Complementary Pitch – Humanitarian Project: “Un Geste Divin”

After the Q&A session, an additional presentation introduced the association “Un Geste Divin,” based in Belgium and active through networks in many African countries. The initiative aims to build essential infrastructure for children displaced by war and vulnerable populations, notably:

  • schools,
  • hospitals,
  • boreholes,
  • orphanages.

Achievements were mentioned (examples in Rwanda, Ghana, Cameroon, including an orphanage for around 300 children). A 2026 ambition was shared: to launch a program to build several schools in various African countries, with possible extensions to Cambodia.

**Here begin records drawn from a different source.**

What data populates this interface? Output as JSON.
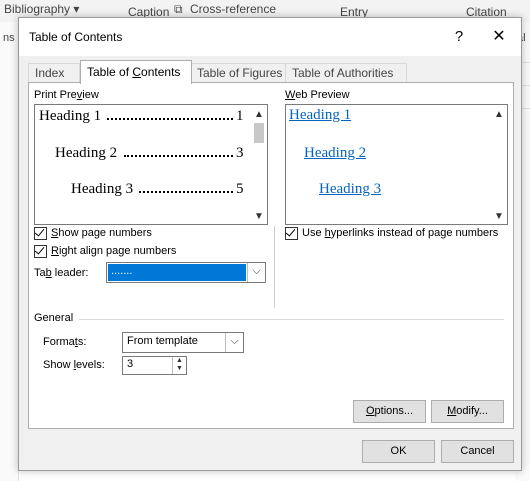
{
  "background": {
    "ribbon_items": [
      "Bibliography ▾",
      "Caption",
      "Cross-reference",
      "Entry",
      "Citation"
    ],
    "left_fragment": "ns",
    "right_fragment": "al"
  },
  "dialog": {
    "title": "Table of Contents",
    "help_glyph": "?",
    "close_glyph": "✕",
    "tabs": [
      {
        "label": "Index",
        "active": false
      },
      {
        "label": "Table of Contents",
        "active": true
      },
      {
        "label": "Table of Figures",
        "active": false
      },
      {
        "label": "Table of Authorities",
        "active": false
      }
    ],
    "print_preview": {
      "label": "Print Preview",
      "lines": [
        {
          "text": "Heading 1",
          "page": "1"
        },
        {
          "text": "Heading 2",
          "page": "3"
        },
        {
          "text": "Heading 3",
          "page": "5"
        }
      ]
    },
    "web_preview": {
      "label": "Web Preview",
      "links": [
        "Heading 1",
        "Heading 2",
        "Heading 3"
      ]
    },
    "options": {
      "show_page_numbers": {
        "label": "Show page numbers",
        "checked": true
      },
      "right_align": {
        "label": "Right align page numbers",
        "checked": true
      },
      "use_hyperlinks": {
        "label": "Use hyperlinks instead of page numbers",
        "checked": true
      },
      "tab_leader": {
        "label": "Tab leader:",
        "value": "......."
      }
    },
    "general": {
      "section_label": "General",
      "formats_label": "Formats:",
      "formats_value": "From template",
      "show_levels_label": "Show levels:",
      "show_levels_value": "3"
    },
    "buttons": {
      "options": "Options...",
      "modify": "Modify...",
      "ok": "OK",
      "cancel": "Cancel"
    }
  },
  "colors": {
    "accent": "#0078d7",
    "link": "#0563c1",
    "dialog_bg": "#f0f0f0"
  }
}
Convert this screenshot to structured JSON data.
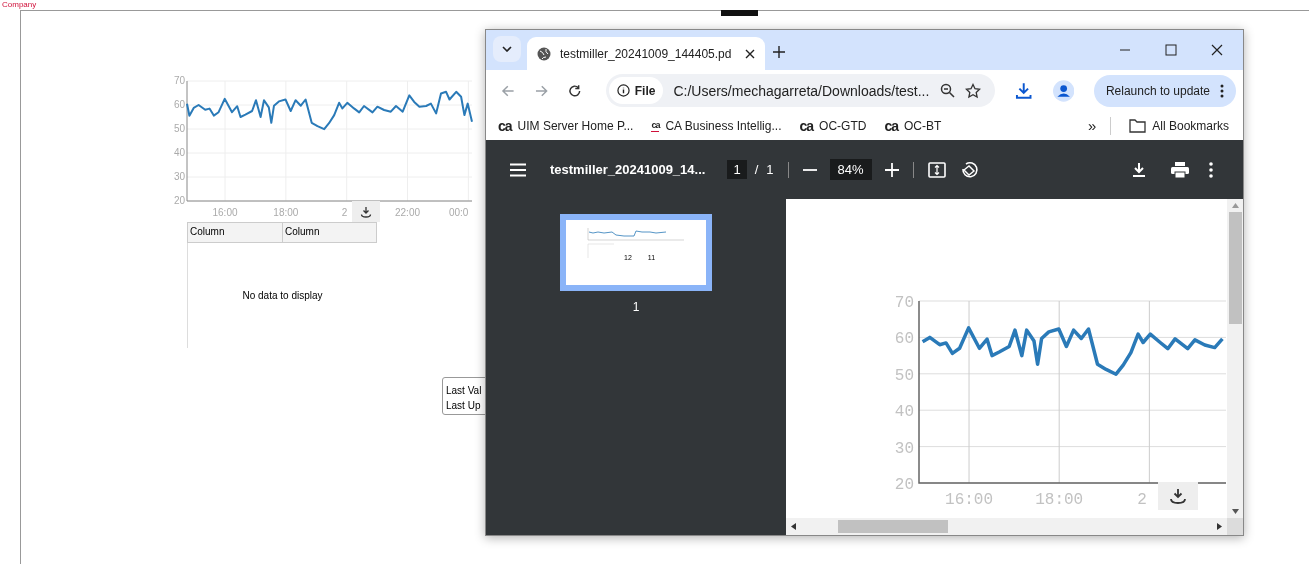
{
  "page": {
    "logo_text": "Company",
    "chart_data": {
      "type": "line",
      "x": [
        14.75,
        14.83,
        14.97,
        15.13,
        15.35,
        15.49,
        15.63,
        15.79,
        15.99,
        16.23,
        16.4,
        16.51,
        16.67,
        16.89,
        17.02,
        17.17,
        17.28,
        17.44,
        17.52,
        17.61,
        17.77,
        17.99,
        18.16,
        18.32,
        18.49,
        18.65,
        18.85,
        19.04,
        19.26,
        19.42,
        19.59,
        19.75,
        19.86,
        20.02,
        20.24,
        20.41,
        20.57,
        20.85,
        21.01,
        21.23,
        21.45,
        21.62,
        21.84,
        22.06,
        22.22,
        22.39,
        22.61,
        22.77,
        22.94,
        23.1,
        23.27,
        23.38,
        23.6,
        23.76,
        23.87,
        23.98,
        24.12
      ],
      "series": [
        {
          "color": "#2a7ab8",
          "values": [
            60.5,
            55.5,
            58.8,
            60,
            58,
            58.5,
            55.6,
            57,
            62.6,
            57,
            59.5,
            55,
            56,
            57.5,
            62,
            55,
            62,
            59,
            52.6,
            59.7,
            61.5,
            62.3,
            57.5,
            62,
            59.7,
            62.3,
            52.6,
            51.2,
            49.9,
            52.4,
            55.8,
            60.9,
            58.6,
            60.9,
            58.6,
            56.9,
            59.6,
            56.9,
            59.3,
            57.9,
            57.2,
            59.6,
            57.2,
            64,
            61.3,
            59.3,
            59.6,
            60.6,
            56.5,
            64.8,
            65.5,
            62.3,
            65.5,
            63.4,
            55.8,
            60.6,
            53
          ]
        }
      ],
      "xlim": [
        14.75,
        24.12
      ],
      "ylim": [
        20,
        70
      ],
      "grid": true,
      "xticks": [
        {
          "value": 16,
          "label": "16:00"
        },
        {
          "value": 18,
          "label": "18:00"
        },
        {
          "value": 22,
          "label": "22:00"
        },
        {
          "value": 24,
          "label": "00:0"
        }
      ],
      "yticks": [
        20,
        30,
        40,
        50,
        60,
        70
      ]
    },
    "chart_cut_label": "2",
    "table": {
      "columns": [
        "Column",
        "Column"
      ],
      "empty_message": "No data to display"
    },
    "info_box": {
      "lines": [
        "Last Val",
        "Last Up"
      ]
    }
  },
  "browser": {
    "tab": {
      "title": "testmiller_20241009_144405.pd",
      "selected": true
    },
    "address": {
      "scheme_chip": "File",
      "url": "C:/Users/mechagarreta/Downloads/test..."
    },
    "relaunch_button": "Relaunch to update",
    "bookmarks": [
      {
        "logo": "ca",
        "kind": "plain",
        "label": "UIM Server Home P..."
      },
      {
        "logo": "ca",
        "kind": "small",
        "label": "CA Business Intellig..."
      },
      {
        "logo": "ca",
        "kind": "plain",
        "label": "OC-GTD"
      },
      {
        "logo": "ca",
        "kind": "plain",
        "label": "OC-BT"
      }
    ],
    "overflow_chevron": "»",
    "all_bookmarks": "All Bookmarks",
    "pdf_toolbar": {
      "title": "testmiller_20241009_14...",
      "page_current": "1",
      "page_separator": "/",
      "page_total": "1",
      "zoom": "84%"
    },
    "thumbnails": [
      {
        "label": "1",
        "selected": true,
        "values": [
          "12",
          "11"
        ]
      }
    ],
    "chart_data": {
      "type": "line",
      "x": [
        14.97,
        15.13,
        15.35,
        15.49,
        15.63,
        15.79,
        15.99,
        16.23,
        16.4,
        16.51,
        16.67,
        16.89,
        17.02,
        17.17,
        17.28,
        17.44,
        17.52,
        17.61,
        17.77,
        17.99,
        18.16,
        18.32,
        18.49,
        18.65,
        18.85,
        19.04,
        19.26,
        19.42,
        19.59,
        19.75,
        19.86,
        20.02,
        20.24,
        20.41,
        20.57,
        20.85,
        21.01,
        21.23,
        21.45,
        21.62
      ],
      "series": [
        {
          "color": "#2a7ab8",
          "values": [
            58.8,
            60,
            58,
            58.5,
            55.6,
            57,
            62.6,
            57,
            59.5,
            55,
            56,
            57.5,
            62,
            55,
            62,
            59,
            52.6,
            59.7,
            61.5,
            62.3,
            57.5,
            62,
            59.7,
            62.3,
            52.6,
            51.2,
            49.9,
            52.4,
            55.8,
            60.9,
            58.6,
            60.9,
            58.6,
            56.9,
            59.6,
            56.9,
            59.3,
            57.9,
            57.2,
            59.6
          ]
        }
      ],
      "xlim": [
        14.89,
        21.7
      ],
      "ylim": [
        20,
        70
      ],
      "grid": true,
      "xticks": [
        {
          "value": 16,
          "label": "16:00"
        },
        {
          "value": 18,
          "label": "18:00"
        }
      ],
      "yticks": [
        20,
        30,
        40,
        50,
        60,
        70
      ]
    },
    "chart_cut_label": "2"
  }
}
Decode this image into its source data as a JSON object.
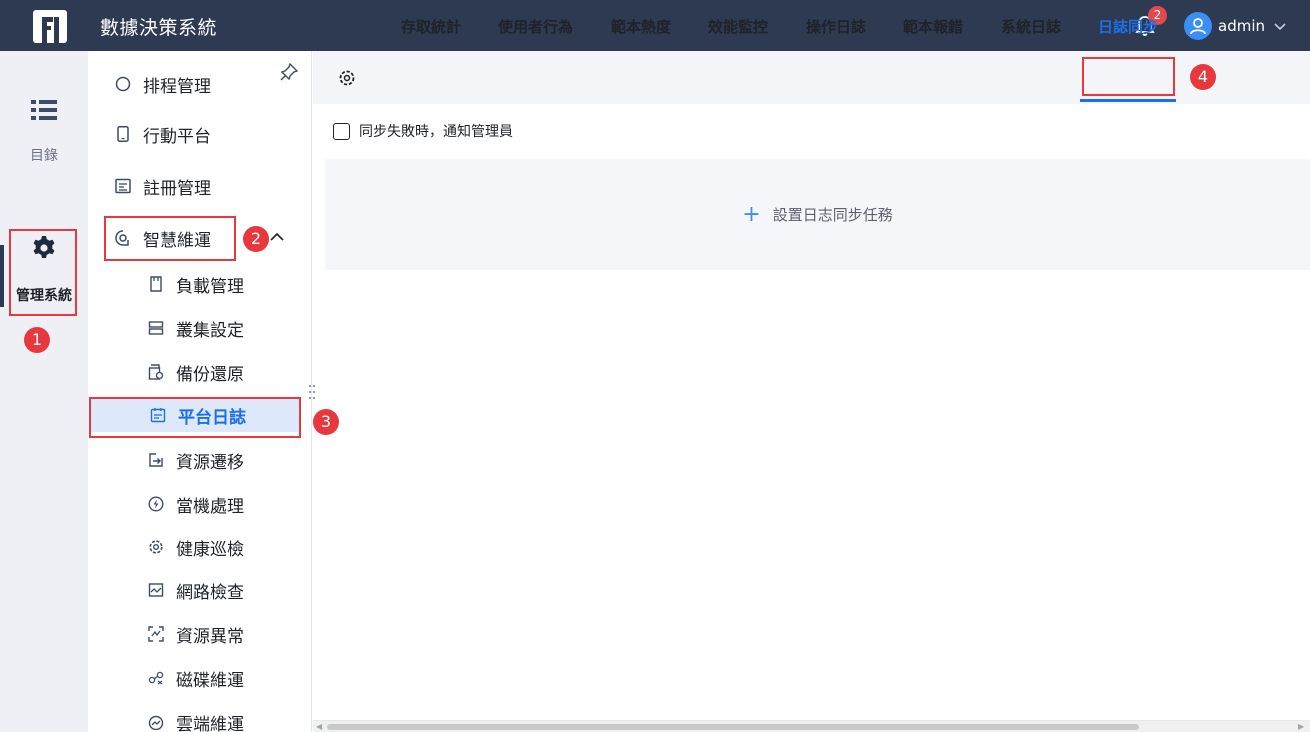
{
  "header": {
    "app_title": "數據決策系統",
    "notification_count": "2",
    "username": "admin"
  },
  "rail": {
    "items": [
      {
        "label": "目錄",
        "icon": "list-icon"
      },
      {
        "label": "管理系統",
        "icon": "gear-icon",
        "active": true
      }
    ]
  },
  "sidebar": {
    "items": [
      {
        "label": "排程管理",
        "icon": "clock-icon",
        "level": 1
      },
      {
        "label": "行動平台",
        "icon": "mobile-icon",
        "level": 1
      },
      {
        "label": "註冊管理",
        "icon": "register-icon",
        "level": 1
      },
      {
        "label": "智慧維運",
        "icon": "smart-ops-icon",
        "level": 1,
        "expanded": true
      },
      {
        "label": "負載管理",
        "icon": "load-icon",
        "level": 2
      },
      {
        "label": "叢集設定",
        "icon": "cluster-icon",
        "level": 2
      },
      {
        "label": "備份還原",
        "icon": "backup-icon",
        "level": 2
      },
      {
        "label": "平台日誌",
        "icon": "calendar-icon",
        "level": 2,
        "active": true
      },
      {
        "label": "資源遷移",
        "icon": "migrate-icon",
        "level": 2
      },
      {
        "label": "當機處理",
        "icon": "lightning-icon",
        "level": 2
      },
      {
        "label": "健康巡檢",
        "icon": "gear-icon",
        "level": 2
      },
      {
        "label": "網路檢查",
        "icon": "network-icon",
        "level": 2
      },
      {
        "label": "資源異常",
        "icon": "scan-icon",
        "level": 2
      },
      {
        "label": "磁碟維運",
        "icon": "disk-icon",
        "level": 2
      },
      {
        "label": "雲端維運",
        "icon": "cloud-icon",
        "level": 2
      }
    ]
  },
  "tabs": [
    {
      "label": "存取統計"
    },
    {
      "label": "使用者行為"
    },
    {
      "label": "範本熱度"
    },
    {
      "label": "效能監控"
    },
    {
      "label": "操作日誌"
    },
    {
      "label": "範本報錯"
    },
    {
      "label": "系統日誌"
    },
    {
      "label": "日誌同步",
      "active": true
    }
  ],
  "content": {
    "checkbox_label": "同步失敗時，通知管理員",
    "checkbox_checked": false,
    "add_task_label": "設置日志同步任務"
  },
  "annotations": [
    "1",
    "2",
    "3",
    "4"
  ],
  "colors": {
    "header_bg": "#2d3a52",
    "accent": "#1d6fe8",
    "annotation": "#e8383d"
  }
}
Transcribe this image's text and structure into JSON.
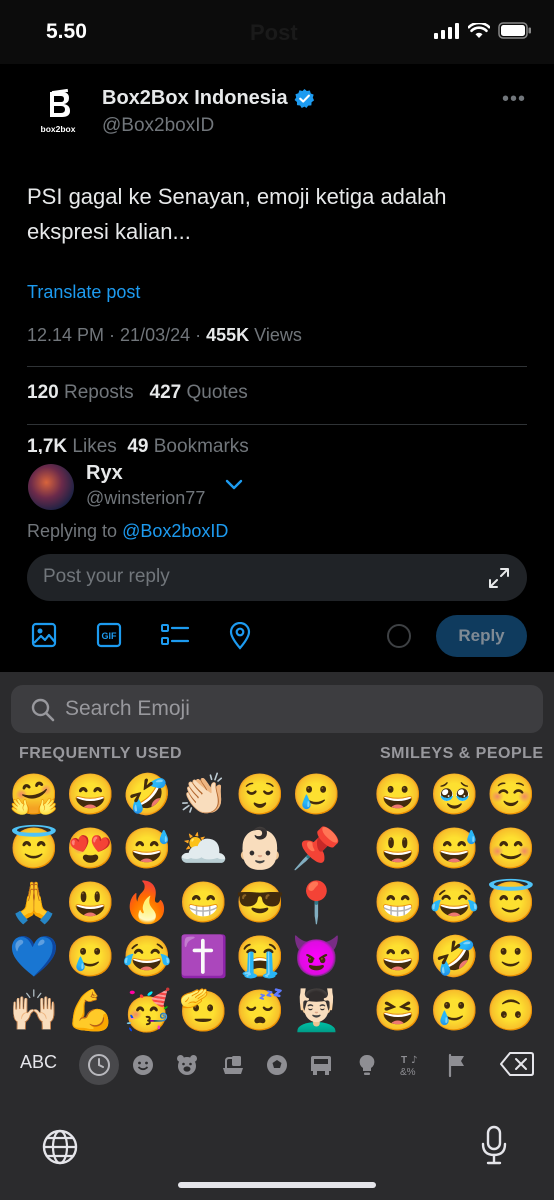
{
  "status_bar": {
    "time": "5.50",
    "ghost_title": "Post"
  },
  "tweet": {
    "display_name": "Box2Box Indonesia",
    "handle": "@Box2boxID",
    "logo_text": "box2box",
    "more": "•••",
    "text": "PSI gagal ke Senayan, emoji ketiga adalah ekspresi kalian...",
    "translate": "Translate post",
    "time": "12.14 PM · 21/03/24 · ",
    "views_count": "455K",
    "views_label": " Views",
    "reposts_count": "120",
    "reposts_label": " Reposts",
    "quotes_count": "427",
    "quotes_label": " Quotes",
    "likes_count": "1,7K",
    "likes_label": " Likes",
    "bookmarks_count": "49",
    "bookmarks_label": " Bookmarks"
  },
  "reply": {
    "name": "Ryx",
    "handle": "@winsterion77",
    "replying_prefix": "Replying to ",
    "replying_to": "@Box2boxID",
    "placeholder": "Post your reply",
    "button": "Reply"
  },
  "keyboard": {
    "search_placeholder": "Search Emoji",
    "frequently_used": "FREQUENTLY USED",
    "smileys_people": "SMILEYS & PEOPLE",
    "abc": "ABC",
    "frequent_rows": [
      [
        "🤗",
        "😄",
        "🤣",
        "👏🏻",
        "😌",
        "🥲"
      ],
      [
        "😇",
        "😍",
        "😅",
        "🌥️",
        "👶🏻",
        "📌"
      ],
      [
        "🙏",
        "😃",
        "🔥",
        "😁",
        "😎",
        "📍"
      ],
      [
        "💙",
        "🥲",
        "😂",
        "✝️",
        "😭",
        "😈"
      ],
      [
        "🙌🏻",
        "💪",
        "🥳",
        "🫡",
        "😴",
        "💆🏻‍♂️"
      ]
    ],
    "smiley_rows": [
      [
        "😀",
        "🥹",
        "☺️"
      ],
      [
        "😃",
        "😅",
        "😊"
      ],
      [
        "😁",
        "😂",
        "😇"
      ],
      [
        "😄",
        "🤣",
        "🙂"
      ],
      [
        "😆",
        "🥲",
        "🙃"
      ]
    ],
    "category_icons": [
      "clock-icon",
      "smiley-icon",
      "bear-icon",
      "food-icon",
      "ball-icon",
      "car-icon",
      "bulb-icon",
      "symbols-icon",
      "flag-icon"
    ]
  },
  "colors": {
    "accent": "#1d9bf0",
    "background": "#000000",
    "keyboard": "#2b2b2d"
  }
}
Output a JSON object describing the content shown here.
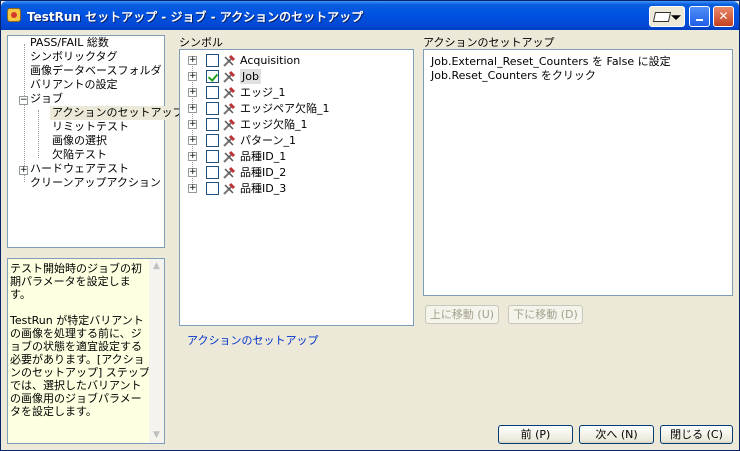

This pitch was discussed as a case illustrating the value of multi-stakeholder alliances (on-the-ground + diaspora + technical partners) and of fabrication/learning mechanisms (Fab Labs) to accelerate the local production of suitable and sustainable solutions.

Summary and Next Steps

The afternoon clearly demonstrated, through very concrete examples, how everyone can become an agent of positive change by meaningfully participating in structured citizen initiatives.

Citizen contributions:

  • increase project feasibility (human capital, field presence, continuity),
  • enrich projects (diversity of viewpoints, collective intelligence),
  • strengthen understanding and ownership of issues (biodiversity, climate, education, governance),
  • accelerate scaling when concepts are replicable (e.g., Fab Lab network).

The next day would shift the focus from citizen science to the role of citizens in preserving peace and global security, through “citizen diplomacy.”

Operational Follow-Up Discussed

  • Update of project sheets (website) by participants involved in the projects, ahead of the UN presentation sessions.
  • Sending by the Geneva Forum team of reflection questions on citizen science, and the expected parameters/methodology for refining impact projects.
  • Preparation of project presentations for Friday afternoon (UN), integrating methodological inputs from participatory science and Fab Labs.

Final report completed and released by Mr. Thomas EGLI, CEO of the Geneva Forum, and Ms. Chloé LAROSE, Deputy Director of the Geneva Forum, based on the careful note-taking work of Ms. Romy NIJHOF, member of the organizing team.